Hakim scotches off the rumour that Muslims are strengthening themselves militarily. He denied the existence of any Muslim Defence Force. He also said that there was no truth that Muslim Home Guards being armed to teeth. Hakim pointed out that they were merely civilians who were guarding the homes at night.

The SLMC leader says those engaged in the acts of extremism are not more than six to seven local groups and are not heavily armed. They have small following but warn that if they resolve to become human bomb then it’s going to be terrible scene out there. Hakim says that this dangerous trend should be stopped at once.

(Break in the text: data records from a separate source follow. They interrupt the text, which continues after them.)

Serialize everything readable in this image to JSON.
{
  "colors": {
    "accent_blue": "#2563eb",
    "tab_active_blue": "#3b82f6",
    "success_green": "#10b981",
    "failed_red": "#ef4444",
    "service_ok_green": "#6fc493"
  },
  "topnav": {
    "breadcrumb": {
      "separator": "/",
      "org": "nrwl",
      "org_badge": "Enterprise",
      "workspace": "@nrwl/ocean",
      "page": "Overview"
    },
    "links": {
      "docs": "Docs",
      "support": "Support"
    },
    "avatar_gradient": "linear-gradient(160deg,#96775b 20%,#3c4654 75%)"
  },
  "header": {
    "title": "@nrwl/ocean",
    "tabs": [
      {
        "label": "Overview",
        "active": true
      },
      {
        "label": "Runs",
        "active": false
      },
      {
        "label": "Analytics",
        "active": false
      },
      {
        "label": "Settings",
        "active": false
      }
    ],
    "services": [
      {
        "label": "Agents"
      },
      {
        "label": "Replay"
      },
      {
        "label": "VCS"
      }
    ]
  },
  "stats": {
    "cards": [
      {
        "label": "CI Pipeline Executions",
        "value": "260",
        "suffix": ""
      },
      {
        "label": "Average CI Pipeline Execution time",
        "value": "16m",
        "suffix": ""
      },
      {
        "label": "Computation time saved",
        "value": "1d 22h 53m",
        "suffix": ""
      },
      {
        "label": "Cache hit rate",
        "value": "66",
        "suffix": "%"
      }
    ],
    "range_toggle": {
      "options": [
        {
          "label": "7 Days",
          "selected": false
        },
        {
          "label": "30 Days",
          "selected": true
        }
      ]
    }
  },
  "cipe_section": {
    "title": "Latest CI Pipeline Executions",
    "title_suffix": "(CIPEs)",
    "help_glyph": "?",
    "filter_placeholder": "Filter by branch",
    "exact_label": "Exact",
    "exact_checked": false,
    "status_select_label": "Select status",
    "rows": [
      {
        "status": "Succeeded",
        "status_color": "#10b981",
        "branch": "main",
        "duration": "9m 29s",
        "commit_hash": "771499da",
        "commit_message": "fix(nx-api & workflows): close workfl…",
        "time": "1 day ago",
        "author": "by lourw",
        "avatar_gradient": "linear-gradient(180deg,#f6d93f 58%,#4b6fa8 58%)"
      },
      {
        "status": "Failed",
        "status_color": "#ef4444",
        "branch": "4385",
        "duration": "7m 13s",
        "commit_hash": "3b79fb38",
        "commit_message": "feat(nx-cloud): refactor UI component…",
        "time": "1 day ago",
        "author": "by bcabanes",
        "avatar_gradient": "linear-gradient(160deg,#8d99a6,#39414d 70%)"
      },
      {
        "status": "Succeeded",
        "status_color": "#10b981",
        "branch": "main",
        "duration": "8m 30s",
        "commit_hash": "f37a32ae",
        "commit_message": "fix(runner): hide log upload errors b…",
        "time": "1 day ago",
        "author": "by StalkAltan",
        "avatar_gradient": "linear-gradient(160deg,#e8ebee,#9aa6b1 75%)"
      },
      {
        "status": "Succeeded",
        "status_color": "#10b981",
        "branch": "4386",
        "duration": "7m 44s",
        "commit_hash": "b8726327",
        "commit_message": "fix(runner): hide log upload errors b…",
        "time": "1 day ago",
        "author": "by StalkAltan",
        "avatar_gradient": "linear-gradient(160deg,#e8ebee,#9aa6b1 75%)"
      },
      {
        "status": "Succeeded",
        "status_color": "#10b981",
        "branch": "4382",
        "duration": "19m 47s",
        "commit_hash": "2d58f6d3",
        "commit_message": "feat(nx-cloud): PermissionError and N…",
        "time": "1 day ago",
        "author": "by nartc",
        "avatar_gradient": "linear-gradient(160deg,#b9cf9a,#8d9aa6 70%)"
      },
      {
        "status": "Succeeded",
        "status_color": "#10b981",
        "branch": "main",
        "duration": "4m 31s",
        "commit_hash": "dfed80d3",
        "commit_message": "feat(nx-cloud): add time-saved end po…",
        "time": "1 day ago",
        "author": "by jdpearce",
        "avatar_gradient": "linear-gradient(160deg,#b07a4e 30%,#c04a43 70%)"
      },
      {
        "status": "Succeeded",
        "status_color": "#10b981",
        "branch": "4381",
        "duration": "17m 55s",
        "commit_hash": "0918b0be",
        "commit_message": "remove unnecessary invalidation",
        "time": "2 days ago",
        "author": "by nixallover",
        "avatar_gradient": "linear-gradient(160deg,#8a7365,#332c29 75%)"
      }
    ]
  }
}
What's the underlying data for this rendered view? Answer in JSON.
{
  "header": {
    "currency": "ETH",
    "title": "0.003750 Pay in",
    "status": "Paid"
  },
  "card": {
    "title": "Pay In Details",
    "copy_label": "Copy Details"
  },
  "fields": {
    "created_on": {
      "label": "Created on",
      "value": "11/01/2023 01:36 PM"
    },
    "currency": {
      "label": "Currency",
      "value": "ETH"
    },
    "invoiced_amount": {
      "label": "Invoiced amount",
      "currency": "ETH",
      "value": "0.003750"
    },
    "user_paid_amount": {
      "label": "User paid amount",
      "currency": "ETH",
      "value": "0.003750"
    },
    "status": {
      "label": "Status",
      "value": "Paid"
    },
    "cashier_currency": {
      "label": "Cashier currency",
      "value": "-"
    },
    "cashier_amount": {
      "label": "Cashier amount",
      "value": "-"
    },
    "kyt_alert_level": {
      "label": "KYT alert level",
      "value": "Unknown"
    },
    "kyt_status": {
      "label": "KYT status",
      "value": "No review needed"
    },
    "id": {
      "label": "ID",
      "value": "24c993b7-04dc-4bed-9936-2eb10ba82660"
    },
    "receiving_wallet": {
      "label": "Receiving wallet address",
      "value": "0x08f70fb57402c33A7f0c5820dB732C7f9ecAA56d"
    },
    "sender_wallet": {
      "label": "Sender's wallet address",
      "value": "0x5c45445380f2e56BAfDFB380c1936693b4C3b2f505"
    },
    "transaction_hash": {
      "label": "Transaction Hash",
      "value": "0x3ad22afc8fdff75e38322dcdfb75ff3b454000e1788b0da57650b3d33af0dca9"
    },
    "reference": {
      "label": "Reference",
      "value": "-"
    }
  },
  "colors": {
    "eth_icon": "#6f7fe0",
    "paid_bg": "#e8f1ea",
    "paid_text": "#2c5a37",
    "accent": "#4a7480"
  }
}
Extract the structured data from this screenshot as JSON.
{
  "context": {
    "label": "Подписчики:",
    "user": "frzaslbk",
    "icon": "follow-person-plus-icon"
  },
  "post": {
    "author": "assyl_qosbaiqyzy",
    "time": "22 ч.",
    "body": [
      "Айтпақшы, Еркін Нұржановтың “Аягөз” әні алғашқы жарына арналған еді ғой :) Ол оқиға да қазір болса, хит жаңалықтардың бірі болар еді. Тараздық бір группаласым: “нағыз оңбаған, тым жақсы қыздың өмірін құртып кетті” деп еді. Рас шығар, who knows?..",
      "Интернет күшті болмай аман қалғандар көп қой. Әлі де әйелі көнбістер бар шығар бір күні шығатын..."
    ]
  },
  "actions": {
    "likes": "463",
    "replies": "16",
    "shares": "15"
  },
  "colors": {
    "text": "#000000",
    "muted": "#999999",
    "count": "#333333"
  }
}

Commenting on peace negotiations, Hakim says that since the outset it had been specifically defined that Muslims would be represented in the talks as a separate delegation. However, this has not taken place. Hakim feels that there is a denial to the Muslims in the peace process as he has been attending the talks on behalf of the government and not as a leader of the SLMC. The Muslim leader said that peace talks are fast losing its credibility among the Muslims and appealed to the LTTE and the government that SLMC should be called separately for the talks when they resume.

The question of Muslim identity is well recognised in the Sri Lankan constitution, the Muslim leader said. Among the Tamil side of the divide, he said that moderate parties had always promised safeguards to the Muslims. The LTTE too had been of the same opinion and had specifically talked protecting Muslims interests at the Kilinochi news conference. This was further reinforced in an agreement with the LTTE chief V Prabhkran on April 30, 2002.

About India’s role in the Sri Lankan peace process, Hakim says Muslim felt betrayed by the Indo-Sri Lankan accord in 1987. The accord did not recognise the sentiments of the Muslims but he reasons that then Muslims themselves had to blame, as they did not had any political organisation to represent their case.

The SLMC leader adds that things have changed since then and India’s current stand that the interim solution should be the integral part of the final solution of any peace process is very balanced. India has made it clear that the de-facto status should not become de jure until it is acceptable to all section of Sri Lankan people.

Talking about the fall-out of Rajiv Gandhi’s assassination and India’s interest in Sri Lanka, Hakim says, it is true that India has lost its edge in Sri Lanka since that incident but there are two facets to this story. One that the LTTE has got emboldened that India would be reluctant to step into Sri Lanka. Secondly, it also feels threatened that India would never come to their side again. Notwithstanding these facts, India’s goodwill matters in the peace deal, says the SLMC leader, adding that it is New Delhi, which alone can bring the southern parties together and help kick-start the peace process.

As things stand in Sri Lanka, the LTTE has submitted a counter-proposal in response to government, which tantamount to asking for a de jure status of a separate homeland comprising north-east provinces of the island. The Sri Lankan Muslims-dominated eastern province has urged the Government to allow them to establish a unit exclusively by themselves with a view to maintain their identity.

All eyes are set on government’s response to the LTTE’s counter -proposal as well as to the Muslims’ demand. However, at the moment Sri Lanka’s President and Prime Minister are engaged in bitter feud over the handling of the peace process. The possibility of the dissolution of the Parliament looms large. Sri Lanka’s peace process has reached a critical stage.